With ‘Aggressive’ Approach, Applebee’s to Close 100-plus Locations
In the wake of a 6.2 percent same-store sales decline, Applebee’s forecasts the closure of up to 135 restaurants before the end of fiscal 2017.
The announcement came during parent company DineEquity’s second quarter earnings call with investors August 10, with John Cywinski, Applebee’s brand president, saying, “We will be aggressive on restaurant closures this year.” The company aims to identify older locations in areas “where once vibrant retail, residential and traffic characteristics are just no longer present,” Cywinski noted, along with restaurants that are underperforming “and perhaps even brand-damaging restaurants with unsustainable unit economics.”
“In either case, these restaurants need to close and perhaps should have closed long ago,” he added.
This most recent sales dip follows a first quarter same-store sales decline of 7.2 percent, and Cywinski, who came to Applebee’s in March after a stint with Chili’s parent Brinker International, said the brand’s “strategic missteps” in recent years are now being corrected.

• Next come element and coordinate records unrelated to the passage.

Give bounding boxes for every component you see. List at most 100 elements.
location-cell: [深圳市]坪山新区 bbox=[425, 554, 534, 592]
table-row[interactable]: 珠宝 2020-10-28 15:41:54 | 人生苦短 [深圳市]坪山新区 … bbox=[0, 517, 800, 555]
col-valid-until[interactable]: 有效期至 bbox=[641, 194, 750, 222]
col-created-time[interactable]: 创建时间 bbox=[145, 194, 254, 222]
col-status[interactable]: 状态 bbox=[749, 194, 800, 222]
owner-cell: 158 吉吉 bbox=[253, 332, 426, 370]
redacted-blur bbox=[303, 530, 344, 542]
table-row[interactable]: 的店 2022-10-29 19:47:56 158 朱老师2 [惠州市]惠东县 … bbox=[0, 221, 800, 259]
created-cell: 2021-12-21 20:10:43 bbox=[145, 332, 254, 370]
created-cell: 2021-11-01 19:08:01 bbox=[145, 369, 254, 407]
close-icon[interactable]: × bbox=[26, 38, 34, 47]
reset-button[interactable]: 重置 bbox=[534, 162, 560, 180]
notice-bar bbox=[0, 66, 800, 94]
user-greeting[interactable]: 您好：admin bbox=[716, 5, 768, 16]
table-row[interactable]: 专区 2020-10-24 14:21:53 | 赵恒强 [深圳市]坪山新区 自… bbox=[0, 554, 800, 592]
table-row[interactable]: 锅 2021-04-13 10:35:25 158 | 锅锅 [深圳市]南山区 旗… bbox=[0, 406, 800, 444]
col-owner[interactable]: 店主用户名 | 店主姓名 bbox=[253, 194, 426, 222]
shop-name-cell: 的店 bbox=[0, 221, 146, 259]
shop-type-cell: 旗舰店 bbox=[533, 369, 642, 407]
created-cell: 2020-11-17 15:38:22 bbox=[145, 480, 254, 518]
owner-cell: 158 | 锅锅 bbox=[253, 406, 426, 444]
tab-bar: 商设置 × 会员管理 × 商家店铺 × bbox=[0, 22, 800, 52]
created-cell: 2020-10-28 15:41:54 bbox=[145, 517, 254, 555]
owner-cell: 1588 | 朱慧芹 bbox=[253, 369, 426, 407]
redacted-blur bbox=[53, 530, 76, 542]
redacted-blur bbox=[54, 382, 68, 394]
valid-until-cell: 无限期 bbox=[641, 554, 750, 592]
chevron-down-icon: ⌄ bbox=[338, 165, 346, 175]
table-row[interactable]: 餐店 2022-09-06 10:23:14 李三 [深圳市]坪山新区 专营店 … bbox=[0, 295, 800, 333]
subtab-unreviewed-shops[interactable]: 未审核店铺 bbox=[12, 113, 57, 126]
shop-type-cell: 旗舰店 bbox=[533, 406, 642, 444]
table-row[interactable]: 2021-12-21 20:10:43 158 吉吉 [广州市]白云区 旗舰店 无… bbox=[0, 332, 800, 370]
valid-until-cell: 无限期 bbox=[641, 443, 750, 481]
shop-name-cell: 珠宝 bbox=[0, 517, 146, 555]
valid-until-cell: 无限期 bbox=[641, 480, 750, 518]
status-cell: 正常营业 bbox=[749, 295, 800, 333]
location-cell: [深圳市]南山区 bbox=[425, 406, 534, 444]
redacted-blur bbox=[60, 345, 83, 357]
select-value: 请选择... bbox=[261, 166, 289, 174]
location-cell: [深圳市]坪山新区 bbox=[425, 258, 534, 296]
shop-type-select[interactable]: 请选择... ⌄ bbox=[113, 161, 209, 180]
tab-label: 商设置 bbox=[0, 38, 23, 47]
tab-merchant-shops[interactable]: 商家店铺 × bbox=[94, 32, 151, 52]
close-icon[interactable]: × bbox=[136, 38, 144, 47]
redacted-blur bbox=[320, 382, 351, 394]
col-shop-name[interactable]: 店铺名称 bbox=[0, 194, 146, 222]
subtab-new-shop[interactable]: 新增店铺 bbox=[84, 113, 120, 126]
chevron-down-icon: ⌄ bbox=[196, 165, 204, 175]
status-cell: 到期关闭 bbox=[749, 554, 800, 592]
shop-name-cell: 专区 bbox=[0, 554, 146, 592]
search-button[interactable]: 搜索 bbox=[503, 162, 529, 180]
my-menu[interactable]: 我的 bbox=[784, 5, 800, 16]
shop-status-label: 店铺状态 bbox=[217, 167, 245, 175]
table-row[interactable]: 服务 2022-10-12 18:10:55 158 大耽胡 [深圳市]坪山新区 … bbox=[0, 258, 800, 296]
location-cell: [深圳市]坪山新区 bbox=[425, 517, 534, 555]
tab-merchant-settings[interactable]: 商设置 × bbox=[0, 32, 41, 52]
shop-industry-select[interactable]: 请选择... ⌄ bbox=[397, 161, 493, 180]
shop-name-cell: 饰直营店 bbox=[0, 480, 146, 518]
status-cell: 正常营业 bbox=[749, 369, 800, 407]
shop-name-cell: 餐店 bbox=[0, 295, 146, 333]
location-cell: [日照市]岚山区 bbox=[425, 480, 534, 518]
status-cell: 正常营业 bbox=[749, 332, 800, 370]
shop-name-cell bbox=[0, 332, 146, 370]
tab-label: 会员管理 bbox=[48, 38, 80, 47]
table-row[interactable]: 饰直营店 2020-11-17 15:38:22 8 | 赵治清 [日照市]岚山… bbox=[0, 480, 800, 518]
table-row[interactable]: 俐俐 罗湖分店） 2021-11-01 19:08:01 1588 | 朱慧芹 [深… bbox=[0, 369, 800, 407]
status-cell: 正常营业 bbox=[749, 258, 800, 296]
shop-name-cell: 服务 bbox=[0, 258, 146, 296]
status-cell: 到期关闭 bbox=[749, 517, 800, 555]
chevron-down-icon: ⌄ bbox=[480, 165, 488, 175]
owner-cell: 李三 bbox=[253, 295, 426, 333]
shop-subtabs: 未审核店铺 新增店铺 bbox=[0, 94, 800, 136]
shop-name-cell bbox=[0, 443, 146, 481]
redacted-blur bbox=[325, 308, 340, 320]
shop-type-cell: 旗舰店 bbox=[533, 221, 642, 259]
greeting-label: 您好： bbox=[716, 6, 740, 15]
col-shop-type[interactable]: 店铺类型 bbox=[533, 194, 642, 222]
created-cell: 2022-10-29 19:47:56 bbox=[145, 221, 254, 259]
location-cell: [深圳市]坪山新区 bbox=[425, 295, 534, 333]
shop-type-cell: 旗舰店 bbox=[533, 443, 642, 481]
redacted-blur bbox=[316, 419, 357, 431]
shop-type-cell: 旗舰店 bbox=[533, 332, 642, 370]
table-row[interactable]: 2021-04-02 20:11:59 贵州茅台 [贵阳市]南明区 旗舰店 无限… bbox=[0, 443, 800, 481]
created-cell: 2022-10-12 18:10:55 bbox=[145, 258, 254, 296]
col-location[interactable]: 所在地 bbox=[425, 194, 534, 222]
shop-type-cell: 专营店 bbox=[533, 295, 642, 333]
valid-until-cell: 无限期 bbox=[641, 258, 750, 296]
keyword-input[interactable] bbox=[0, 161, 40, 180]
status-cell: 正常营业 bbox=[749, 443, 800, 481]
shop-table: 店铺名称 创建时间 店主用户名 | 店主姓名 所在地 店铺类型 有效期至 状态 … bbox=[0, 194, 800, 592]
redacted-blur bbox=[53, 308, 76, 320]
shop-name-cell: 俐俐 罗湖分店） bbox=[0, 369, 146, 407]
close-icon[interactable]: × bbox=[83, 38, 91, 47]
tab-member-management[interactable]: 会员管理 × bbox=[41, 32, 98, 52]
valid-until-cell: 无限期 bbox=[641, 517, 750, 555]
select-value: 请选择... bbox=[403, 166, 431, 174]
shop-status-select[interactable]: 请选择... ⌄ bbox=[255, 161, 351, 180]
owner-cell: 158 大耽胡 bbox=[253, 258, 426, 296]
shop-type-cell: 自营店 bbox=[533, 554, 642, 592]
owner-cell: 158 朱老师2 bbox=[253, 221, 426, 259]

Those missteps include the attempted reinvention of Applebee’s as a modern bar and grill, “in overt pursuit of a more youthful and affluent demographic with a more independent or even sophisticated dining mindset, including a clear pendulum swing towards millennials.
“In my perspective,” continued Cywinski, “this pursuit led to decisions that created confusion among core guests, as Applebee’s intentionally drifted from its, what I’ll call its Middle America roots and its abundant value position. While we certainly hope to extend our reach, we can’t alienate boomers or Gen Xers in the process. Much of what we are currently unwinding at the moment is related to this … repositioning.”
Future marketing will focus on Applebee’s affordability and its appeal to value-seekers, along a push to reestablish off-premise dining as a growth area and to “reignite beverage innovation as a driver of incremental check and revenue.”